19 avril 2020

L’URGENCE DU DON





Tout ce qui n’est pas donné est perdu, cela s’appelle la charité.

La promesse de Pâques, l’espérance chrétienne, c’est le désespoir traversé. Gardons-nous de profiter des malheurs des temps pour dire: «  Ça se passe mal sur la Terre, regardez le ciel ! » Pâques n’a rien à voir avec le mépris. Cette fête des fêtes nous révèle un lien profond entre la Terre et le Ciel, entre le temps et l’éternité, et ce lien s’appelle la charité. Quand on est dépouillé de tout, la seule chose qui tienne encore, ce sont les actes de charité.
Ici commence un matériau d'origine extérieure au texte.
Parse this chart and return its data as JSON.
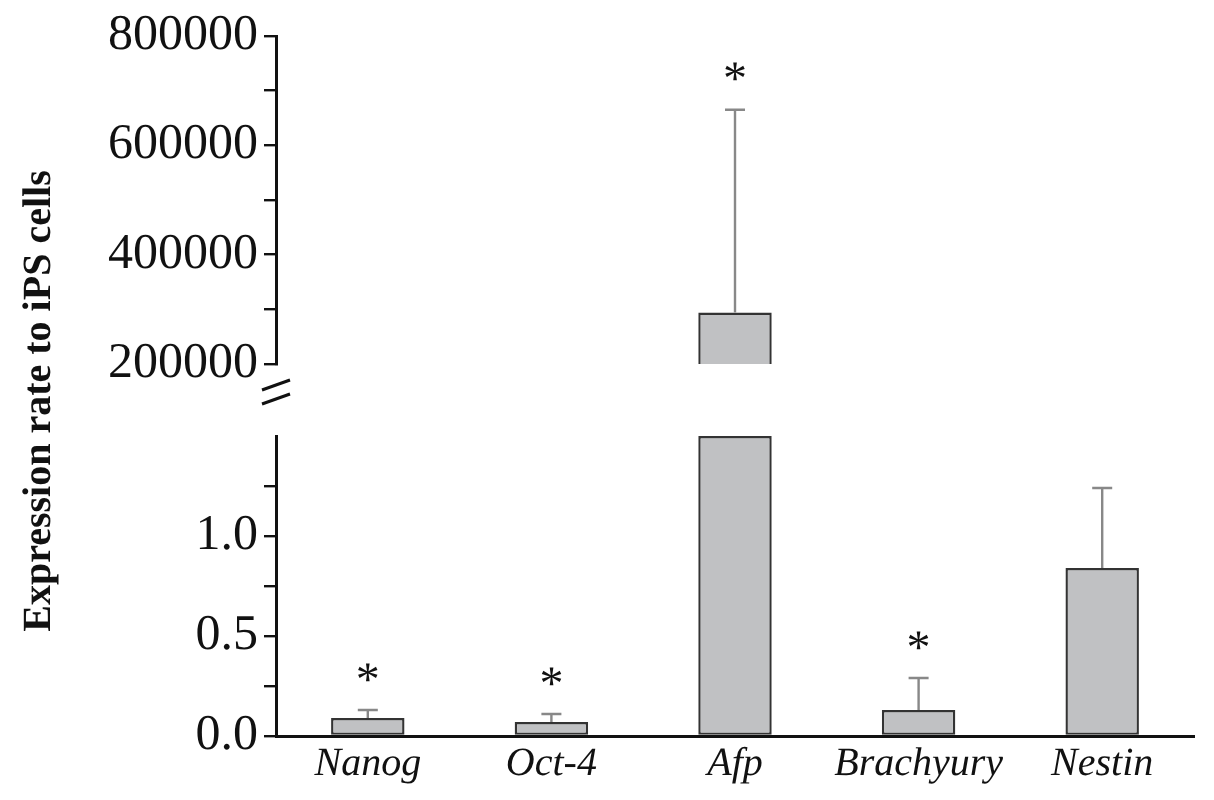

Les soignants le manifestent au quotidien. Je pense aussi à toutes ces personnes qui posent des gestes simples avec leurs proches dont ils redoutent la maladie. Tout ce qui n’est pas donné est perdu. C’est le sens du don de la vie du Christ sur la Croix. La Pâque n’est pas un pari sur l’au-delà mais un appel à vivre ici et maintenant cette vie d’offrande.
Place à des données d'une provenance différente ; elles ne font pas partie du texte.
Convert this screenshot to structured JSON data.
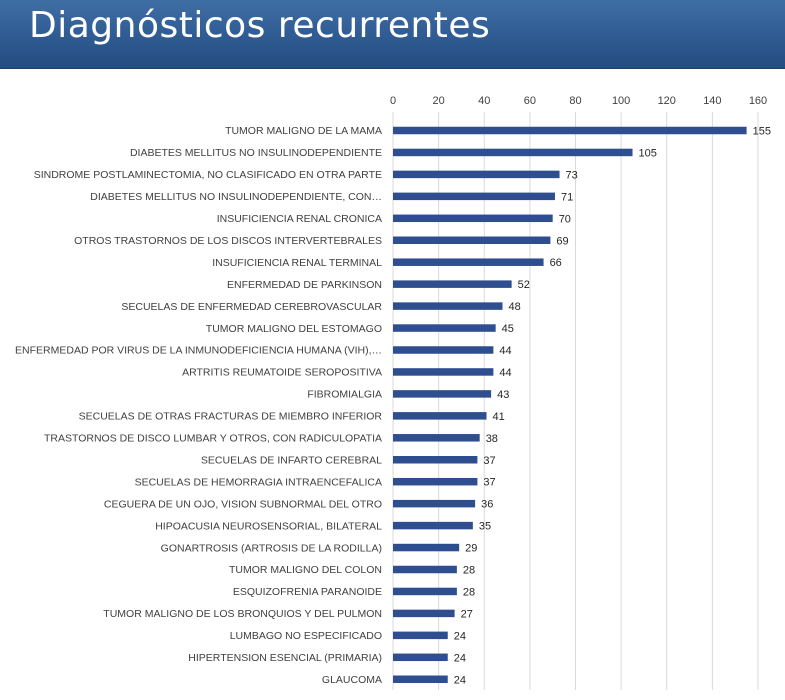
{
  "header": {
    "title": "Diagnósticos recurrentes"
  },
  "colors": {
    "header_bg": "#2f5b92",
    "bar": "#2f4e8f",
    "grid": "#d9d9d9",
    "text": "#404040"
  },
  "chart_data": {
    "type": "bar",
    "orientation": "horizontal",
    "title": "",
    "xlabel": "",
    "ylabel": "",
    "xlim": [
      0,
      160
    ],
    "ticks": [
      0,
      20,
      40,
      60,
      80,
      100,
      120,
      140,
      160
    ],
    "tick_labels": [
      "0",
      "20",
      "40",
      "60",
      "80",
      "100",
      "120",
      "140",
      "160"
    ],
    "axis_position": "top",
    "grid": true,
    "categories": [
      "TUMOR MALIGNO DE LA MAMA",
      "DIABETES MELLITUS NO INSULINODEPENDIENTE",
      "SINDROME POSTLAMINECTOMIA, NO CLASIFICADO EN OTRA PARTE",
      "DIABETES MELLITUS NO INSULINODEPENDIENTE, CON…",
      "INSUFICIENCIA RENAL CRONICA",
      "OTROS TRASTORNOS DE LOS DISCOS INTERVERTEBRALES",
      "INSUFICIENCIA RENAL TERMINAL",
      "ENFERMEDAD DE PARKINSON",
      "SECUELAS DE ENFERMEDAD CEREBROVASCULAR",
      "TUMOR MALIGNO DEL ESTOMAGO",
      "ENFERMEDAD POR VIRUS DE LA INMUNODEFICIENCIA HUMANA (VIH),…",
      "ARTRITIS REUMATOIDE SEROPOSITIVA",
      "FIBROMIALGIA",
      "SECUELAS DE OTRAS FRACTURAS DE MIEMBRO INFERIOR",
      "TRASTORNOS DE DISCO LUMBAR Y OTROS, CON RADICULOPATIA",
      "SECUELAS DE INFARTO CEREBRAL",
      "SECUELAS DE HEMORRAGIA INTRAENCEFALICA",
      "CEGUERA DE UN OJO, VISION SUBNORMAL DEL OTRO",
      "HIPOACUSIA NEUROSENSORIAL, BILATERAL",
      "GONARTROSIS (ARTROSIS DE LA RODILLA)",
      "TUMOR MALIGNO DEL COLON",
      "ESQUIZOFRENIA PARANOIDE",
      "TUMOR MALIGNO DE LOS BRONQUIOS Y DEL PULMON",
      "LUMBAGO NO ESPECIFICADO",
      "HIPERTENSION ESENCIAL (PRIMARIA)",
      "GLAUCOMA"
    ],
    "values": [
      155,
      105,
      73,
      71,
      70,
      69,
      66,
      52,
      48,
      45,
      44,
      44,
      43,
      41,
      38,
      37,
      37,
      36,
      35,
      29,
      28,
      28,
      27,
      24,
      24,
      24
    ]
  }
}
Bien sûr, nous vivons depuis toujours dans l’imminence de la mort. Aucune civilisation ne pourra jamais dépasser cette réalité. Cela signifie qu’au fond, nous sommes toujours humains.  Pour le meilleur et pour le pire. Mais retrouver notre humanité, c’est aussi retrouver la prééminence de l’engendrement et de la transmission: notre vie fait sens parce qu’elle se reçoit et se donne. Je pense à nos aînés. Pour eux, le plus grand drame serait de mourir sans avoir pu transmettre ce qui les animait. Si Abraham meurt « rassasié de jours », c’est parce qu’ayant eu pleinement confiance en la vie que Dieu donne, il a pu la transmettre, aussi abondante que les étoiles dans la nuit. Plus que jamais, l’imminence de la mort doit se convertir en urgence du don.